Maggie, fabulous cover! It's so beautiful! Congratulations on your launch :D

I would love to live for 125 years. Think about how much you'd see in terms of human development - as long as it was the kinder, gentler side. If everyone lived 800 years, maybe That would be interesting. But if it was only me... by the time I'm 100, I'll probably have great, great grandchildren. It might be sad to outlive them all. On the other hand, my mortgage would be paid off :D

Paty Jager said...

Great interview.The cover is excellent! I'm not sure I'd like to live that long. I guess if I never aged it would be fine but to hang on that long... I really think the next generations need a chance to do their thing. And you know how as you age the years seem to go by faster- would that mean by the time I'm 800 a year would be like an hour?

Terri Reed said...

Great interview. What an intriguing idea!

Terri Reed said...

Oops, hit send before I answered your questions.
Hmmm, live for 800 years? If my kids and grandkids and greatgrandkids were with me, probably. Sometimes I feels there's not enough time as it is to do everything I want to do, if I knew I had 800 years I wouldn't feel so rushed all the time. Maybe. Ha!

Heather Hiestand said...

Fantastic cover, Maggie! Best of luck with the launch!

Delle Jacobs said...

Great book idea and cover too! But I'm going to buy it so don't put me on the free list.

I guess I'm old enough now to know I don't want to live an incredibly long life- but I'm also in no hurry to go. I wonder about quality of life, and good health and sustained abilities would be important to me. But I don't have any particular desire to look like I'm thirty-five forever.

Maggie Jaimeson said...

Thanks for commenting, Susan, Paty, Terri, Heather and Delle. Interesting that some of you would NOT want to live so long. One of the things my story does is also slow the aging process. So, you age normally until puberty, then (assuming you get the virus shot) you age one year for every ten solar years. So, when you are 400 years old, your body is 40 years old. :)

@Terri I like the idea of being around the grandchildren and great-great-great etc grandchildren too. I wonder if living so long would mean we would have giant family compounds where the extended family lives. Perhaps returning to calling towns by family names as they did hundreds of years ago.
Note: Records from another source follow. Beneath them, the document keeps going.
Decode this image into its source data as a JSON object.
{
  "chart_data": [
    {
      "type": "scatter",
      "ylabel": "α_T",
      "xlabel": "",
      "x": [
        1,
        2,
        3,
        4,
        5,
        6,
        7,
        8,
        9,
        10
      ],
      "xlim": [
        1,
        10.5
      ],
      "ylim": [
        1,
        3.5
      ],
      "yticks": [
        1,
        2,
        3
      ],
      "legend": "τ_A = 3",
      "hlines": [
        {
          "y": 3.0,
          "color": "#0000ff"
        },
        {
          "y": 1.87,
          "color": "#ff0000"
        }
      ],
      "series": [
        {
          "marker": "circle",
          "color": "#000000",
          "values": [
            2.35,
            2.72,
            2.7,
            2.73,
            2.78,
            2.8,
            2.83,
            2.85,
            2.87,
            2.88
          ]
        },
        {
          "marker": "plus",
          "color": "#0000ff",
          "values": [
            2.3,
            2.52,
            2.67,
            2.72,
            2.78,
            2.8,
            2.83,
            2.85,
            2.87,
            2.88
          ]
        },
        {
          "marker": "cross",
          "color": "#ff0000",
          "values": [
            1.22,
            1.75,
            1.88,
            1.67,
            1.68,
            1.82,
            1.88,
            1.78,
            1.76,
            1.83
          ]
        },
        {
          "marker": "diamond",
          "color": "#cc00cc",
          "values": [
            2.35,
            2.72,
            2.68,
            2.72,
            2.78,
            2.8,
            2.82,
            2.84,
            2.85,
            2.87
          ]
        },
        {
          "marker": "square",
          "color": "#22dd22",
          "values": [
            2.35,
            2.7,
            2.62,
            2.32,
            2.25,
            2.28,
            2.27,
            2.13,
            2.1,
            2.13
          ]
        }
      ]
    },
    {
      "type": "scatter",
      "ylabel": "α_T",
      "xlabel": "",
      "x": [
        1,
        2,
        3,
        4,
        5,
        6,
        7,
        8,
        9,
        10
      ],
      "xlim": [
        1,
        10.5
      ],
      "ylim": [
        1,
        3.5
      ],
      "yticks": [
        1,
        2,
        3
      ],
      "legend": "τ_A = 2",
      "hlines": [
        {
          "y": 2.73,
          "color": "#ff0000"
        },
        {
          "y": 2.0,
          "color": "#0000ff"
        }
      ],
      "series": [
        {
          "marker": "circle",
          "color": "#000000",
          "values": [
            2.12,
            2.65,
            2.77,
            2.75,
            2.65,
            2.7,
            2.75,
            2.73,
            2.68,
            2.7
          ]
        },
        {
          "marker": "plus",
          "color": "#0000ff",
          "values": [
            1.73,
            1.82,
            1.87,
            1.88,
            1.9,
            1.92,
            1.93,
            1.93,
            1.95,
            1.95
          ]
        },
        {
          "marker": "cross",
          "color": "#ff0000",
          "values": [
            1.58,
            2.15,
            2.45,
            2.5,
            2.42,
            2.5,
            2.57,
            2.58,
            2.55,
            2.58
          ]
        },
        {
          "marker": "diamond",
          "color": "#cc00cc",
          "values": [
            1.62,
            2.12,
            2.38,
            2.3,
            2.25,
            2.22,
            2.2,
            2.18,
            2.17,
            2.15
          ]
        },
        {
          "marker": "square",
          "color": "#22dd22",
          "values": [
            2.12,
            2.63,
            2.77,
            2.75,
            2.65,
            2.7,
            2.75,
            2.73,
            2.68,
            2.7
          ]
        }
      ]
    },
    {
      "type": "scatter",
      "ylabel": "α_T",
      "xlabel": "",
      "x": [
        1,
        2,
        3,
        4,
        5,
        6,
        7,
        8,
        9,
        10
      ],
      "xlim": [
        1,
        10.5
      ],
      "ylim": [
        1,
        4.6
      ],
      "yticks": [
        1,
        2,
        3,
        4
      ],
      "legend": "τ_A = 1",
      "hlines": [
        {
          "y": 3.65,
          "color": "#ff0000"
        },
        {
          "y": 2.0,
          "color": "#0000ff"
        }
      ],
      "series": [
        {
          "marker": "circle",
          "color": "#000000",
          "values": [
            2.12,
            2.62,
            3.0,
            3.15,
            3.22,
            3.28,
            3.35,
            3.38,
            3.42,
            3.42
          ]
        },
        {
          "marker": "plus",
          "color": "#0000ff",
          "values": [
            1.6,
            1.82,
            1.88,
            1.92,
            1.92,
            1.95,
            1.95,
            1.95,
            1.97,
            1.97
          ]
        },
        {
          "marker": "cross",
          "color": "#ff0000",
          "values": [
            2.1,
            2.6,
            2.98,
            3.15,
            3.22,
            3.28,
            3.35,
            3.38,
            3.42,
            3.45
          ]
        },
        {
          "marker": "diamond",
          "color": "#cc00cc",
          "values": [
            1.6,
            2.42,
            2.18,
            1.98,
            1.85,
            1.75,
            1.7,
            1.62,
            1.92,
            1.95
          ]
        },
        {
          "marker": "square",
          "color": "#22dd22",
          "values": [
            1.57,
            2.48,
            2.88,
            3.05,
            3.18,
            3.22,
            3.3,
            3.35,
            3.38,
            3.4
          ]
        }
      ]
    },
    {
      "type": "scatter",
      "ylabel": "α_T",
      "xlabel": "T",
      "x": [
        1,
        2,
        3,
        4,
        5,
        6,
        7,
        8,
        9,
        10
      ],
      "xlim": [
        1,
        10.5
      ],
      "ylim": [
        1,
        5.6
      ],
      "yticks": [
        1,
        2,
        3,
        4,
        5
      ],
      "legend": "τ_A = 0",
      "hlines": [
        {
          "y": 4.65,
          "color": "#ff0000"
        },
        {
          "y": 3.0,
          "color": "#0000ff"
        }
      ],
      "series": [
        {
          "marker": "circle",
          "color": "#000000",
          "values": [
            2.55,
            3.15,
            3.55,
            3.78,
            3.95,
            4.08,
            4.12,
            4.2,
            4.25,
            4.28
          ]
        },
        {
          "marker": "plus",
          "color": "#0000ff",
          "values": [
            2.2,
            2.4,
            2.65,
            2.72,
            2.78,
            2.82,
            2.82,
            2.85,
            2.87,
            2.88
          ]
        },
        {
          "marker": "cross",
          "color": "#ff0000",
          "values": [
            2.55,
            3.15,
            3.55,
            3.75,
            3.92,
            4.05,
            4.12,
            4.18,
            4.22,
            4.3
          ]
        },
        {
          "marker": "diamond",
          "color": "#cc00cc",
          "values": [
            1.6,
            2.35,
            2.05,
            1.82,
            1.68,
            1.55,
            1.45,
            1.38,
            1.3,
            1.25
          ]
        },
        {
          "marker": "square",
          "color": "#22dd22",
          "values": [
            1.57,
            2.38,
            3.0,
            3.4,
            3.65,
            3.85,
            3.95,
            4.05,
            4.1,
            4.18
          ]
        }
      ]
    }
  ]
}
@Paty I do wonder about the next generation and if ours lived longer would it stunt them? On the other hand if we stopped having to "work" would it allow us to do other things like write great books? paint great pictures? take that around-the-world motorcycle trip? that we can't do because we are working and then our bodies get tired? Or would we invest more time in charities? I also wonder if living so long would make us lackadaisical or turn only to entertainment.

@Susan the mortgage paid off? Now that is something. Or you could have refinanced it 20 times. :)

I'll choose the book freebies at the end of the week. At the moment I'm at a business conference in L.A. Thanks again for visiting!

Maggie Jaimeson said...

Back from conferencing. Lost my luggage again. I think the L.A. - Eureka connection is not good. However, the airport is good about delivering it when it gets in. It will show up some time tonight. In the meantime I have a good excuse for having nothing to wear. :)

Anyway, free books to Susan, Paty, and Terri. I'll contact you offline.